A mill owner decided to send his son to a public school. The lad spoke with a broad Yorkshire accent and so it was arranged that he would live with the local rector and his family so as to improve his English. A few months later the boy's father called at the rectory to see how his son was getting on. The door was answered by the rector who greeted him with the words, "Lad, am I glad to see thee".                                      courtesy of The Link magazine.      

A Sunday School teacher said to her children, "We have been learning how powerful kings and queens were in Bible times. But, there is a higher power. Can anybody tell me what it is?" One child blurted out, "Aces!" courtesy of The Link magazine.

I decided to stop worrying about my teenage son's driving and take advantage of it. I got one of those bumper stickers that says, "How's my driving?" and put a premium number on it. At £1 a call, I've been making about £38 a week!                                                                                                                                                                                     courtesy of The Link magazine.

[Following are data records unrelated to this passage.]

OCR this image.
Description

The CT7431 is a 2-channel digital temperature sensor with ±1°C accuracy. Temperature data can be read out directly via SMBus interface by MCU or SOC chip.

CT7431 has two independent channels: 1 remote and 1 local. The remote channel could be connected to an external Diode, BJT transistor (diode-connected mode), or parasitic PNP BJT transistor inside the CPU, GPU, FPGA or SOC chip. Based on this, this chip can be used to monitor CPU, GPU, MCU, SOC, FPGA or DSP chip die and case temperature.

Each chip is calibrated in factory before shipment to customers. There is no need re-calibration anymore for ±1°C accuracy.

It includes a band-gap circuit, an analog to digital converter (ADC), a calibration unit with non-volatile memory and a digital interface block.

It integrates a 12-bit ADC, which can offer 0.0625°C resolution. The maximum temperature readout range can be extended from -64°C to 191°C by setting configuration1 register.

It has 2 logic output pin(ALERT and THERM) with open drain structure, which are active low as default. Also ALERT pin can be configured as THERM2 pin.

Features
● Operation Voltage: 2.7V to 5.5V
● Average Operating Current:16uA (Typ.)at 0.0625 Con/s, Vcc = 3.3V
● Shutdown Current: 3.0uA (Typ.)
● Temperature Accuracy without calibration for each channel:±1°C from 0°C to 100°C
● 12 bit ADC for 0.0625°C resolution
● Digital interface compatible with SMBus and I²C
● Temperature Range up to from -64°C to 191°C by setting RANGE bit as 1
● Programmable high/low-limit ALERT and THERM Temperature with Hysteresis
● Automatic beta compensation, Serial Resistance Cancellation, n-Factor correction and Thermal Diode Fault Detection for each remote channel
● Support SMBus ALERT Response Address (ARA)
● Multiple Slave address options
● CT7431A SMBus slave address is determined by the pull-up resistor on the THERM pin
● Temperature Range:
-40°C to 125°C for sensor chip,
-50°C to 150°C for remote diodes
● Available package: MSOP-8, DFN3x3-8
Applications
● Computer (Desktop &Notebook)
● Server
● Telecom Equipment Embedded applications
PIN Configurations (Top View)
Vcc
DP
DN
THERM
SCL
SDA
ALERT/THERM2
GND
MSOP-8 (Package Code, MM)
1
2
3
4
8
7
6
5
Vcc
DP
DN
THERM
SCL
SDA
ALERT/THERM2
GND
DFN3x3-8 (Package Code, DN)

The Sunday School teacher was describing how Lot's wife looked back and turned into a pillar of salt, when little Jason interrupted, "my mummy looked back once, while she was driving, and turned into a telegraph pole!"                                                                                                                                                                                                                                    courtesy of The Link magazine.

The young curate was looking after his baby daughter while his wife went shopping. He decided to go fishing and took the toddler along with him. When he returned home he told his wife: "I'll never take her with me again.  didn't catch a thing." His wife said, "Oh next time I'm sure she'll be quiet and not scare the fish away". "It wasn't that" said the father, "she ate all the bait".                                                                                            courtesy of The Link magazine.

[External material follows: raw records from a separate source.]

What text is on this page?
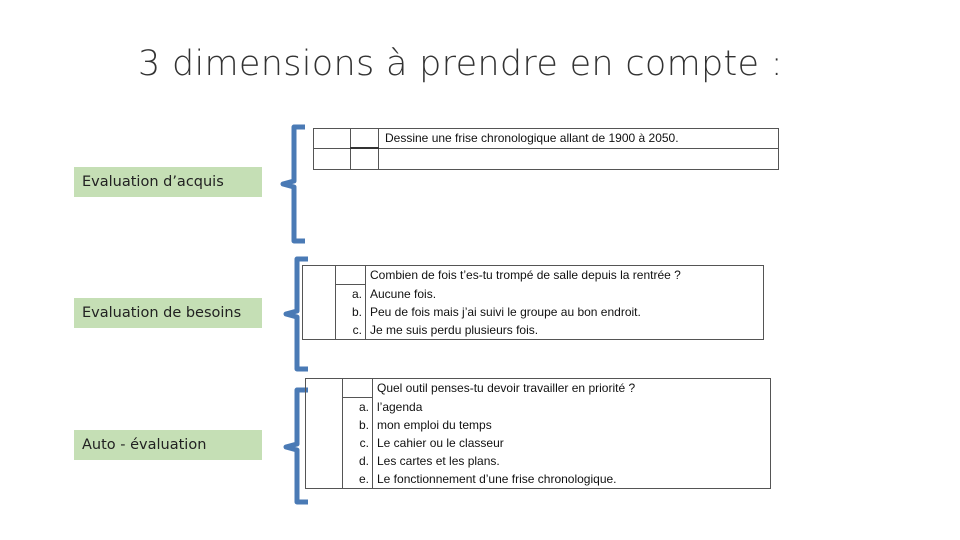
3 dimensions à prendre en compte :
Evaluation d’acquis
Evaluation de besoins
Auto - évaluation
		Dessine une frise chronologique allant de 1900 à 2050.

		Combien de fois t’es-tu trompé de salle depuis la rentrée ?
	a.	Aucune fois.
	b.	Peu de fois mais j’ai suivi le groupe au bon endroit.
	c.	Je me suis perdu plusieurs fois.
		Quel outil penses-tu devoir travailler en priorité ?
	a.	l’agenda
	b.	mon emploi du temps
	c.	Le cahier ou le classeur
	d.	Les cartes et les plans.
	e.	Le fonctionnement d’une frise chronologique.
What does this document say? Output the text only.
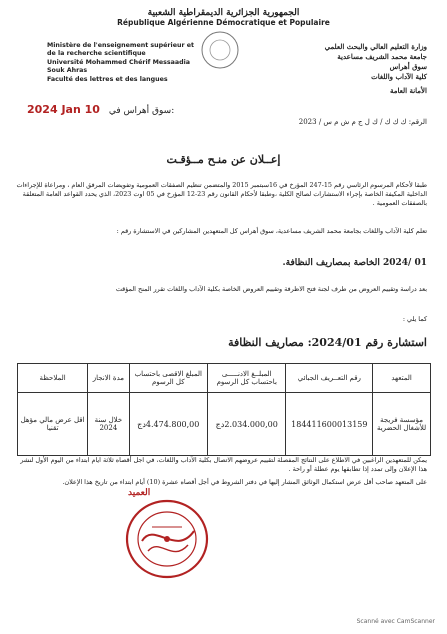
الجمهورية الجزائرية الديمقراطية الشعبية
République Algérienne Démocratique et Populaire
Ministère de l'enseignement supérieur et
de la recherche scientifique
Université Mohammed Chérif Messaadia
Souk Ahras
Faculté des lettres et des langues
وزارة التعليم العالي والبحث العلمي
جامعة محمد الشريف مساعدية
سوق أهراس
كلية الآداب واللغات
الأمانة العامة
2024 Jan 10 سوق أهراس في:
الرقم: ك ك ك / ك ل ج م ش م س / 2023
إعــلان عن منـح مــؤقـت
طبقا لأحكام المرسوم الرئاسي رقم 15-247 المؤرخ في 16سبتمبر 2015 والمتضمن تنظيم الصفقات العمومية وتفويضات المرفق العام ، ومراعاة للإجراءات الداخلية المكيفة الخاصة بإجراء الاستشارات لصالح الكلية ،وطبقا لأحكام القانون رقم 23-12 المؤرخ في 05 اوت 2023، الذي يحدد القواعد العامة المتعلقة بالصفقات العمومية .
تعلم كلية الآداب واللغات بجامعة محمد الشريف مساعدية، سوق أهراس كل المتعهدين المشاركين في الاستشارة رقم :
01 /2024 الخاصة بمصاريف النظافة.
بعد دراسة وتقييم العروض من طرف لجنة فتح الاظرفة وتقييم العروض الخاصة بكلية الآداب واللغات تقرر المنح المؤقت
كما يلي :
استشارة رقم 2024/01: مصاريف النظافة
المتعهد	رقم التعــريف الجبائي	المبلــغ الادنـــــى باحتساب كل الرسوم	المبلغ الاقصى باحتساب كل الرسوم	مدة الانجاز	الملاحظة
مؤسسة فريجة للأشغال الحضرية	184411600013159	2.034.000,00دج	4.474.800,00دج	خلال سنة 2024	اقل عرض مالي مؤهل تقنيا
يمكن للمتعهدين الراغبين في الاطلاع على النتائج المفصلة لتقييم عروضهم الاتصال بكلية الآداب واللغات، في اجل أقصاه ثلاثة ايام ابتداء من اليوم الأول لنشر هذا الإعلان وإلى تمدد إذا تطابقها يوم عطلة أو راحة .
على المتعهد صاحب أقل عرض استكمال الوثائق المشار إليها في دفتر الشروط في أجل أقصاه عشرة (10) أيام ابتداء من تاريخ هذا الإعلان.
العميد
Scanné avec CamScanner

The judge read the charges and then asked, "Are you the defendant in this case?" "No sir, your honour, sir," replied Bob, "I've got a solicitor to do the defendin'. I'm the guy what done it."                                                   courtesy of The Link magazine.

A new widow requested the epitaph "Rest In Peace" for her husband's headstone. When she later found he had left his fortune to his mistress, she attempted to get the engraver to change the carving. This was impossible; the words were chiselled and could not be changed. "In that case", she said, "please add 'Till We Meet Again".                                                                                                                                                                                                                  courtesy of The Link magazine.

A husband and wife went to a counsellor after fifteen years of marriage. The counsellor asked them what the problem was and the wife went into a tirade listing every problem they had ever had. Finally, the counsellor got up, went around the desk embraced the woman and kissed her passionately. The woman shut up and sat down quietly in a daze. The counsellor turned to the husband and said, "that is what your wife needs at least three times a week. Can you do that?"

The husband thought for a moment and replied, "well I can get her here Monday and Wednesday....but Friday I play golf."                                                                                                                                                                                                   courtesy of The Link magazine.

A man went to the police station wishing to speak with the burglar who had broken into his house the night before. "You'll get your chance in court," said the desk sergeant. "No, no, no!" said the man. "I want to know how he got into the house without waking my wife. I've been trying to do that for years!"                             courtesy of The Link magazine.